In Machine Learning, the behavior of the computer agent is expected to improve over time in order to increase its usefulness to the end users. Traditional supervised techniques have made considerable progress by inducing a generalized function from examples, that are annotated by specialists (or by end users) before the learning process. While this approach can be succeeded in some applications, the absence of interaction between machines and specialists during the machine learning process leaves many important questions unanswered, compromising the usefulness of the solutions to many applications: how to minimize human effort with maximum efficacy in machine learning? can the machines learn from their errors? can the specialists understand the behavior of the machines, explain their actions, and trust on their decisions? what can machines and specialists learn from their interaction? This lecture is concerned with techniques to address such questions in the context of image annotation.
Image annotation consists of assigning one or multiple labels per image in order to make a decision or to support a human decision about a problem (e.g., the medical diagnosis). The pipeline for image annotation involves extraction, characterization, and classification of the content of interest, named samples. Samples may be pixels, regions of connected pixels with similar color and texture patterns (superpixels), connected components with known shapes (objects), or regions around objects (subimages). In any case, sample extraction is a fundamental problem that often requires object (semantic) segmentation. Nevertheless, interactive segmentation methods are rarely designed to improve from errors. Sample characterization aims at learning image features, usually based on the knowledge of the specialists (the handcrafted features) or based on a reasonable amount of previously extracted and annotated samples. The second strategy is not feasible when specialists are required to manually extract and annotate samples, raising two important questions: can feature learning techniques succeed from small labeled training sets? Can the specialist interact in feature learning to cope with the absence of labeled data, to improve the process, and to better understand the correlation between features and problem? Once the feature space is defined, the choice of key samples for label supervision is paramount in the design of the classifier. However, active learning techniques usually simulate user interaction during the process, disregarding the need for efficiency and interactive response times.

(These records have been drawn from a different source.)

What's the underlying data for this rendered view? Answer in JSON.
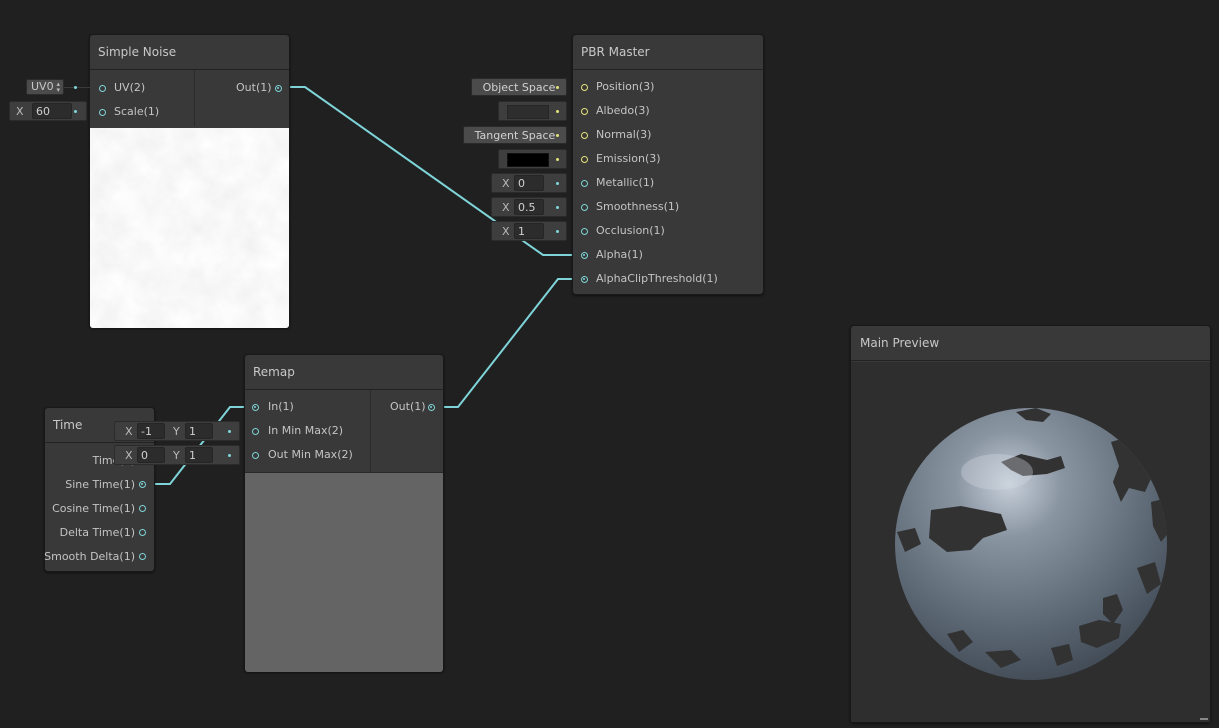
{
  "nodes": {
    "simple_noise": {
      "title": "Simple Noise",
      "inputs": [
        {
          "label": "UV(2)"
        },
        {
          "label": "Scale(1)"
        }
      ],
      "output": "Out(1)",
      "uv_dropdown": "UV0",
      "scale_axis": "X",
      "scale_value": "60"
    },
    "pbr_master": {
      "title": "PBR Master",
      "inputs": [
        {
          "label": "Position(3)",
          "control": "Object Space"
        },
        {
          "label": "Albedo(3)"
        },
        {
          "label": "Normal(3)",
          "control": "Tangent Space"
        },
        {
          "label": "Emission(3)"
        },
        {
          "label": "Metallic(1)",
          "axis": "X",
          "value": "0"
        },
        {
          "label": "Smoothness(1)",
          "axis": "X",
          "value": "0.5"
        },
        {
          "label": "Occlusion(1)",
          "axis": "X",
          "value": "1"
        },
        {
          "label": "Alpha(1)"
        },
        {
          "label": "AlphaClipThreshold(1)"
        }
      ],
      "albedo_color": "#2e2e2e",
      "emission_color": "#000000"
    },
    "remap": {
      "title": "Remap",
      "inputs": [
        {
          "label": "In(1)"
        },
        {
          "label": "In Min Max(2)",
          "x_axis": "X",
          "x": "-1",
          "y_axis": "Y",
          "y": "1"
        },
        {
          "label": "Out Min Max(2)",
          "x_axis": "X",
          "x": "0",
          "y_axis": "Y",
          "y": "1"
        }
      ],
      "output": "Out(1)"
    },
    "time": {
      "title": "Time",
      "outputs": [
        "Time(1)",
        "Sine Time(1)",
        "Cosine Time(1)",
        "Delta Time(1)",
        "Smooth Delta(1)"
      ]
    }
  },
  "main_preview": {
    "title": "Main Preview"
  },
  "colors": {
    "canvas": "#202020",
    "node_bg": "#393939",
    "edge": "#7ed4d8",
    "vector3_port": "#e4e27a",
    "vector1_port": "#7ed4d8"
  }
}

Sample extraction has been investigated as a separated task from characterization and classification, and the last two have also been investigated as a single operation. Indeed, their separation is important, with the specialist being part of the learning loop in all three steps, and the integration of their results in a same system is paramount for effective and efficient interactive machine learning.
The lecture proposes a methodology to address the problem, presents previous and underdevelopment work, and concludes with our still modest experience in what specialists and machines can learn from each other.
Alexandre Xavier Falcão is full professor at the Institute of Computing, University of Campinas, Campinas, SP, Brazil. He received a B.Sc. in Electrical Engineering from the Federal University of Pernambuco, Recife, PE, Brazil, in 1988. He has worked in biomedical image processing, visualization and analysis since 1991. In 1993, he received a M.Sc. in Electrical Engineering from the University of Campinas, Campinas, SP, Brazil. During 1994-1996, he worked with the Medical Image Processing Group at the Department of Radiology, University of Pennsylvania, PA, USA, on interactive image segmentation for his doctorate. He got his doctorate in Electrical Engineering from the University of Campinas in 1996. In 1997, he worked in a project for Globo TV at a research center, CPqD-TELEBRAS in Campinas, developing methods for video quality assessment. His experience as professor of Computer Science and Engineering started in 1998 at the University of Campinas. His main research interests include image/video processing, visualization, and analysis; graph algorithms and dynamic programming; image annotation, organization, and retrieval; machine learning and pattern recognition; and image analysis applications in Biology, Medicine, Biometrics, Geology, and Agriculture.